Undeniably, Touré was later to become a brutal, repressive autocrat, but during the early heady days of independence he followed policies that can only be described as inspired. He had infuriated the old colonial power, France, by refusing to join the CFA monetary zone at independence.
France, for its part, reacted with a petty (and not so petty) vindictiveness towards Touré’s administration, purposely doing its utmost to sabotage the fledgling economy of this small West African nation that had little in the way of an economy in the first place.
In the face of this hostility, Touré would not concede one centimetre. Instead he determined that he needed to unify the country under his leadership and one of his policies was to promote the establishment of regional and national musical ensembles, big bands whose members were, to all intents and purposes, salaried civil servants.
Timeless traditional melodies
Even the instruments they played were supplied by the state, and their repertoires were drawn from timeless, traditional Manding melodies, but reinterpreted for modern instrumentation such as amplified guitars and brass instruments. Perhaps the most famous of these ensembles was Les Ballets Africains founded by the Guinean intellectual Keita Fodéba, which went on to earn great international acclaim.
Even before independence, Kouyaté was forming and playing with traditional ensembles. His friends recommended him to Fodéba and he joined the ensemble for a time before embarking on an ambitious, triumphant international tour in 1956 that took him to France and most of Europe (West and East) as well as the USSR, US and China.
When he finally returned to Africa he again toured, covering much of West Africa. Then independence came, and in a move that might be considered ‘national service’, he immediately rejoined Les Ballets Africains, which served the new nation as musical ambassadors, touring the US and Europe to huge acclaim.

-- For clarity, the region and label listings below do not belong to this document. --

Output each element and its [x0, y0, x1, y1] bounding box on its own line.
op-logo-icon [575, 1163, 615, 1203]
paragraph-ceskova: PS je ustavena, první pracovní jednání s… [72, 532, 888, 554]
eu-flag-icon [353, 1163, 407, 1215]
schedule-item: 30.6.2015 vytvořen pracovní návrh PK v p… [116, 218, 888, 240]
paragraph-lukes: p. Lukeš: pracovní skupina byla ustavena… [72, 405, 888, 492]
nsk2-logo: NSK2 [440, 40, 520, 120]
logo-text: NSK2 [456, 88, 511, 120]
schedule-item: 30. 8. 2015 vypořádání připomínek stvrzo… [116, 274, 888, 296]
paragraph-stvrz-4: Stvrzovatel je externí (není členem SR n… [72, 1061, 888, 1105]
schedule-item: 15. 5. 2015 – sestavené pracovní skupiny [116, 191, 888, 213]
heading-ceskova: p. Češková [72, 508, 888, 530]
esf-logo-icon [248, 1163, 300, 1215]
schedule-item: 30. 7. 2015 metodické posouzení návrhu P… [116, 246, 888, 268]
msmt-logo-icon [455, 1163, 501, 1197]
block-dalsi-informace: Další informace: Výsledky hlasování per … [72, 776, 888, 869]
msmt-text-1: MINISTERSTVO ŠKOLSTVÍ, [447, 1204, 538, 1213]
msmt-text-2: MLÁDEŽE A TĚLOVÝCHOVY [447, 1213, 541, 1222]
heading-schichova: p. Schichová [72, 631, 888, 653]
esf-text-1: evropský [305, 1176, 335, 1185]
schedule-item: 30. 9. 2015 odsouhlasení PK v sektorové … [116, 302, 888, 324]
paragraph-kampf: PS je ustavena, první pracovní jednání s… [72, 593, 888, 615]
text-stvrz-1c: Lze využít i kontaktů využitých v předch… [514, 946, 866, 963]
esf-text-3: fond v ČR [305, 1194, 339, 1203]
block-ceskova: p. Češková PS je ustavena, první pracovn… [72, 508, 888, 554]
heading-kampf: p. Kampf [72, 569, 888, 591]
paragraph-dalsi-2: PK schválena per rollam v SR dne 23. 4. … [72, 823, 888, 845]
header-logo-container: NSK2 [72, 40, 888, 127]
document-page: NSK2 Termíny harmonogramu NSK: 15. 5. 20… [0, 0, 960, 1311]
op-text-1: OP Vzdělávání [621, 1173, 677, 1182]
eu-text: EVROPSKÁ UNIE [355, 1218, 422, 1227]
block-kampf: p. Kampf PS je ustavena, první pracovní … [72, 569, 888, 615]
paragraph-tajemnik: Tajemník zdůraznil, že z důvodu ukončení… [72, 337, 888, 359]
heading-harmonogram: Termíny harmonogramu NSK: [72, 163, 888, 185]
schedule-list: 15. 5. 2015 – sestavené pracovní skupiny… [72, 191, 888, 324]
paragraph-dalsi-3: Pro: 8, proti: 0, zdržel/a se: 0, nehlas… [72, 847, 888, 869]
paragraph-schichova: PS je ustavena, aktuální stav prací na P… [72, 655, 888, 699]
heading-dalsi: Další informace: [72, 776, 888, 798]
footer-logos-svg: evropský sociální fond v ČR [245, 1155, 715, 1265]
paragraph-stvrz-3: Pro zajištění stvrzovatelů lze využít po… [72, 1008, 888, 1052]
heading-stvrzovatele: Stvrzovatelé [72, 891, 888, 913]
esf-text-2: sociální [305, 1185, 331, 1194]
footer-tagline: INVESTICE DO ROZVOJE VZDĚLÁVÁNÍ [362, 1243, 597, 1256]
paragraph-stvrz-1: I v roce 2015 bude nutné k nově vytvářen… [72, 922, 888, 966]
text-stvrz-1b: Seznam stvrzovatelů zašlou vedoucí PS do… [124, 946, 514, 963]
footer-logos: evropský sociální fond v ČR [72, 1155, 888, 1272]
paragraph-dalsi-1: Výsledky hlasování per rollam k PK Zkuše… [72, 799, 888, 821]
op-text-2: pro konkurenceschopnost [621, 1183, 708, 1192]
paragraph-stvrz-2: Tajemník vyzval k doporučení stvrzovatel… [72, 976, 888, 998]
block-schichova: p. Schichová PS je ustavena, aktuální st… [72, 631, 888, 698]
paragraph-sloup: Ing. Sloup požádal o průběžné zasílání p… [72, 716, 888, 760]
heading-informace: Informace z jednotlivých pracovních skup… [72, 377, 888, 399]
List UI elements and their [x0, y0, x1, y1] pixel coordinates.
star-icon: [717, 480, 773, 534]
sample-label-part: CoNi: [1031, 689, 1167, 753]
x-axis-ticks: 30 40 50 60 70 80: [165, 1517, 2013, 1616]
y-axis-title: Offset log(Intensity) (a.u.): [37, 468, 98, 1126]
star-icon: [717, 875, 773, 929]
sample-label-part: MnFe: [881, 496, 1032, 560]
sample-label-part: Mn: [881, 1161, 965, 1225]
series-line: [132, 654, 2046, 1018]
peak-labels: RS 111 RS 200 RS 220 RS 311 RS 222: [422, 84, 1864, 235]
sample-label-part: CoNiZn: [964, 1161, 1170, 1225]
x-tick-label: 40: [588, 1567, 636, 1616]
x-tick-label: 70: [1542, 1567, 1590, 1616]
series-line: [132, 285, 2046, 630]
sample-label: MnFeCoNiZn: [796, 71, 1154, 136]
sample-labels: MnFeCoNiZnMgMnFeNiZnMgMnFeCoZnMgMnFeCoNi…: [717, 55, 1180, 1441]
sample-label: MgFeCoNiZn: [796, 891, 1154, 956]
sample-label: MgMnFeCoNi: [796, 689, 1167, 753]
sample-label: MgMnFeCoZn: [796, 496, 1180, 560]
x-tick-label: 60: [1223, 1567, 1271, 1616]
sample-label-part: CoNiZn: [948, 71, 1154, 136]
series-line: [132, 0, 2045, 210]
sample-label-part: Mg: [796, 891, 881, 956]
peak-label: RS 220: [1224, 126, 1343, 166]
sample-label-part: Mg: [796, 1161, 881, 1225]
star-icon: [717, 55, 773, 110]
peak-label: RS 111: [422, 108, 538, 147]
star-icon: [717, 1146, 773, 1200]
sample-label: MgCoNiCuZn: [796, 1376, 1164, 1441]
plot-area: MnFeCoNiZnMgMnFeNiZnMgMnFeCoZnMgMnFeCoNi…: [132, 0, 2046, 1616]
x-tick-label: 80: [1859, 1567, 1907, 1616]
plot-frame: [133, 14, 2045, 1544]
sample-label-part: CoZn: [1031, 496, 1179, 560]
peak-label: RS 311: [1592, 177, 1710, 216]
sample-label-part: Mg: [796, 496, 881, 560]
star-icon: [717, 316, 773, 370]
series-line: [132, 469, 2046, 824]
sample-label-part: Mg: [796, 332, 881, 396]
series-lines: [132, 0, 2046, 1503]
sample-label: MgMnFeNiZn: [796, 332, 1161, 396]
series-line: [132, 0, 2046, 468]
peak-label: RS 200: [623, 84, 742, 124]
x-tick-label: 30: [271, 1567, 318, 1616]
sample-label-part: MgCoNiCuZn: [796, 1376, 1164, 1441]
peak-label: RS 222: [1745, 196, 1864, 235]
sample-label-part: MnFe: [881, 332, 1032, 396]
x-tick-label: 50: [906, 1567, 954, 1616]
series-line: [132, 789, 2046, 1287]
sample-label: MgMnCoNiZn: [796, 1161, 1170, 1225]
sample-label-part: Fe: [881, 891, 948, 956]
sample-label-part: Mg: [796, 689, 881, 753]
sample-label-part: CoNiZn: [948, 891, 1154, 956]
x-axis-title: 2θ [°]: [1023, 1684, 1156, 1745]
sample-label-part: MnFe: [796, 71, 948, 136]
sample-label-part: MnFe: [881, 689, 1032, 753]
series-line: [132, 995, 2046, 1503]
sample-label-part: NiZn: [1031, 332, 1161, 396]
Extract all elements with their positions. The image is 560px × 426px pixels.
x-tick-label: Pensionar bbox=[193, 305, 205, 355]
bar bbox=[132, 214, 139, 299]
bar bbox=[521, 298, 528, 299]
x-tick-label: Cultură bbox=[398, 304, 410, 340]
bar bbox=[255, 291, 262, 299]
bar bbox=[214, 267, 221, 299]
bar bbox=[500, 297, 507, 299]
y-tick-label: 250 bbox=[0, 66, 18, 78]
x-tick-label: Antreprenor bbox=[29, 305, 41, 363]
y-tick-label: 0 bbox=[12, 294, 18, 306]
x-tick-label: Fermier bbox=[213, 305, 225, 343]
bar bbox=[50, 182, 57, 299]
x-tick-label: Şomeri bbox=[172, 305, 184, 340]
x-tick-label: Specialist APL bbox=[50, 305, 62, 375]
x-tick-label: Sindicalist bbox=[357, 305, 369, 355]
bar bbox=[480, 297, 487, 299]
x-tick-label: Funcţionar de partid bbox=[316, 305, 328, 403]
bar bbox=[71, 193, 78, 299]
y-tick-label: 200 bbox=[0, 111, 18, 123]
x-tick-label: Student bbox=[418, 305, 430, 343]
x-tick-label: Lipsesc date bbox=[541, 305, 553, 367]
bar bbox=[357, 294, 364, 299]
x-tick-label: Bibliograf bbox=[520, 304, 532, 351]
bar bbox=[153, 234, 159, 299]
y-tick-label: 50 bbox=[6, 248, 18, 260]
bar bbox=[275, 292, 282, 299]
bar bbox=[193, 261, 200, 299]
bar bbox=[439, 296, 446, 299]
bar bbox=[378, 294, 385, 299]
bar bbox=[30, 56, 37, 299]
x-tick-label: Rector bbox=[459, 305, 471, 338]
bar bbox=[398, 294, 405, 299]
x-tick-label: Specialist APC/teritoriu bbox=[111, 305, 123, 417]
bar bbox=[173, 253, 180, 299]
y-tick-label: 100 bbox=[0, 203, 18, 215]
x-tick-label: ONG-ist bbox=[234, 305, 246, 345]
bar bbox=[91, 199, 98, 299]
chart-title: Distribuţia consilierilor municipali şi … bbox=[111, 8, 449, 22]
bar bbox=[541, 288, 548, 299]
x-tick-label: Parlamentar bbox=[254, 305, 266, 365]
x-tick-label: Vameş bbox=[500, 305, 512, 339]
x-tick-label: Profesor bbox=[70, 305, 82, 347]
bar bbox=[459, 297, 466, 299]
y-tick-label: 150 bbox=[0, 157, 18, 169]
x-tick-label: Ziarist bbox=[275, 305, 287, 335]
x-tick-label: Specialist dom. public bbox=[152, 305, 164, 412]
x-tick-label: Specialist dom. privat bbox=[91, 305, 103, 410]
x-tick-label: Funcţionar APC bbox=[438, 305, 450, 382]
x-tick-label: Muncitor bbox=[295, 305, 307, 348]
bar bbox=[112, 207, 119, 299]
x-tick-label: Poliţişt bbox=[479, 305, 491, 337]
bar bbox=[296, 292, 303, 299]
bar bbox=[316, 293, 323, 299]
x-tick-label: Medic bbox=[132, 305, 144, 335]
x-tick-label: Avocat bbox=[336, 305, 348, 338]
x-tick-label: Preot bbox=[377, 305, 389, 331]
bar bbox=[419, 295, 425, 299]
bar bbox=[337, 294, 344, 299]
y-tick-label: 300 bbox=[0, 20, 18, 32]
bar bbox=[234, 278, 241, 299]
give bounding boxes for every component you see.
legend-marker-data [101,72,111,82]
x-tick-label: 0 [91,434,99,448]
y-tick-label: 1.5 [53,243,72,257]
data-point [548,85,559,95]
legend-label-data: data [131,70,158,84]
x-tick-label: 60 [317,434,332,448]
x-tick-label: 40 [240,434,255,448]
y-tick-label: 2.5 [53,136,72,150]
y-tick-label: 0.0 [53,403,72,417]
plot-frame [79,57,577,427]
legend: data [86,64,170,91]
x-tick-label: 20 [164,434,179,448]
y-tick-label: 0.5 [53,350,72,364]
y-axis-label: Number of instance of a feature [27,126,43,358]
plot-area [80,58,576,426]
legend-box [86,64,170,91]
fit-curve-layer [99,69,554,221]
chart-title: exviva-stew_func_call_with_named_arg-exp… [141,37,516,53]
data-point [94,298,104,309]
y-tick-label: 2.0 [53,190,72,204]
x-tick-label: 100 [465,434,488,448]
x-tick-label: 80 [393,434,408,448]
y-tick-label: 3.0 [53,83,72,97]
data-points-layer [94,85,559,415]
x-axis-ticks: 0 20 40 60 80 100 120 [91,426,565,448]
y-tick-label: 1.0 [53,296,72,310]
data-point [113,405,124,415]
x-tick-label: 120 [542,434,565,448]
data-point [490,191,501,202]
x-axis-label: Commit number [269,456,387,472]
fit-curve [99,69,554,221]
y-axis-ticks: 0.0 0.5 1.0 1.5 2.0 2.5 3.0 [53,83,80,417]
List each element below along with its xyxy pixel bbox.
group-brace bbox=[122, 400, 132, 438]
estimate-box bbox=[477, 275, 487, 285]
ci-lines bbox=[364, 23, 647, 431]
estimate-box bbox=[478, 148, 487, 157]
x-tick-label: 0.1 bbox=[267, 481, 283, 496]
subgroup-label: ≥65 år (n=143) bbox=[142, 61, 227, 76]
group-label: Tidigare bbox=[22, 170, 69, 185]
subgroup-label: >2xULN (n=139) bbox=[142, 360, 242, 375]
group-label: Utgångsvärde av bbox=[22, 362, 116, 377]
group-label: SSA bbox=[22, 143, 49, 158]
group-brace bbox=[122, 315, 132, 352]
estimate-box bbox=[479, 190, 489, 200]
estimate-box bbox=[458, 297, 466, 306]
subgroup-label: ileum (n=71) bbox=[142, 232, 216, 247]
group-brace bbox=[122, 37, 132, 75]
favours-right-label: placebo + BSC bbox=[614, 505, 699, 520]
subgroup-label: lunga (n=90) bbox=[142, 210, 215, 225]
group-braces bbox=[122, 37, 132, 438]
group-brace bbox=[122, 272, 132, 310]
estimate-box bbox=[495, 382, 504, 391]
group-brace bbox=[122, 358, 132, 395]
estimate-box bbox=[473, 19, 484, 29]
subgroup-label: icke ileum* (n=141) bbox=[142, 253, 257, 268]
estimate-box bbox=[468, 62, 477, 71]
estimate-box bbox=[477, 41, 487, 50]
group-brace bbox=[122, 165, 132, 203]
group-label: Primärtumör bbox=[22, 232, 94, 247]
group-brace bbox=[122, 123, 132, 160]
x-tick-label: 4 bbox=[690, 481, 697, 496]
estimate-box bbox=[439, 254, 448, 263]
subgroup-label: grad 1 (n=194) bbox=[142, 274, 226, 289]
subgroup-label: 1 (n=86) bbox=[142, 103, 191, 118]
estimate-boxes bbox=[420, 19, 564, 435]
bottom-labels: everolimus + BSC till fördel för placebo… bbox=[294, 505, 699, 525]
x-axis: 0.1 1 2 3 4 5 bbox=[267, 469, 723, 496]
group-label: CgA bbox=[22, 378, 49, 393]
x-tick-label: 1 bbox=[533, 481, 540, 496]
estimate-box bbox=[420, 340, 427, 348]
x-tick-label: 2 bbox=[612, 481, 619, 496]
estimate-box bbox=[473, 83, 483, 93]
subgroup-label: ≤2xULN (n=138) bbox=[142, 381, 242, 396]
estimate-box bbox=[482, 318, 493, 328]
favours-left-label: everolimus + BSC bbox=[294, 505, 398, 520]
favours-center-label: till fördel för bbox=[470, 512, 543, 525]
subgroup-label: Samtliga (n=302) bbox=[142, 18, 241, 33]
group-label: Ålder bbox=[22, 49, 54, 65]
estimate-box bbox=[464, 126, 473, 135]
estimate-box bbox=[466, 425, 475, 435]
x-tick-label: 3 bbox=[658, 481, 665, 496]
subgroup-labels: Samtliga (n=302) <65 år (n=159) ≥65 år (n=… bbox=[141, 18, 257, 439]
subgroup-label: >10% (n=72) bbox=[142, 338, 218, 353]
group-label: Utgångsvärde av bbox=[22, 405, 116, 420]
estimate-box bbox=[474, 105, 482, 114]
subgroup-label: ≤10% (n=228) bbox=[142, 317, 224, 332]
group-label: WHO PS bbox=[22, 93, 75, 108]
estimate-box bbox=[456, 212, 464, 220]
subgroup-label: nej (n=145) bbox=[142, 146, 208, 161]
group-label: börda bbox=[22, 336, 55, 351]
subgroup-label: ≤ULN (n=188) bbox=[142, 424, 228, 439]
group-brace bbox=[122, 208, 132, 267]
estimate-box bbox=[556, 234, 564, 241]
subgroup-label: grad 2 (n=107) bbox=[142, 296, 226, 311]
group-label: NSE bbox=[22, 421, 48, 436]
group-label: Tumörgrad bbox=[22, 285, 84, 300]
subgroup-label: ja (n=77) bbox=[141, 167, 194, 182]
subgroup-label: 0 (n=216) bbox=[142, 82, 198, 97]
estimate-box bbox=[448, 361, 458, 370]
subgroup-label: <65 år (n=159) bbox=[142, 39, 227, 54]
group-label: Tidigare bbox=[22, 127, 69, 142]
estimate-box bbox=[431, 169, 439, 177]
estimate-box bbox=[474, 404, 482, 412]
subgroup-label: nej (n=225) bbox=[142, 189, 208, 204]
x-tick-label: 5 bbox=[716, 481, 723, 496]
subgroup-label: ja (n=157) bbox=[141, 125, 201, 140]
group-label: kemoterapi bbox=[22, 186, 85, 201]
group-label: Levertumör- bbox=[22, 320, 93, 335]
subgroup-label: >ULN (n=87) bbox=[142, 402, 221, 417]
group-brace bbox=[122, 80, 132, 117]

But these recordings date from a later period, probably the early 1970s (the liner notes do not provide recording dates), a time when Kouyaté was touring Africa extensively, from Côte d’Ivoire to Tanzania, until in 1961 Sekou Touré placed the Ensemble Instrumental et Choral de la Voix de la Révolution under Kouyaté’s leadership. It represented Guinea at various world festivals, and one performance was even credited with reconciling Mali’s and Upper Volta’s (Burkina Faso) two presidents who were at loggerheads with each other.
Tragically, it was after a performance by Ensemble Instrumental et Choral de la Voix de la Révolution and returning by road to Conakry that Kouyaté died, probably of a heart attack. This CD is a testament to this extraordinary musician.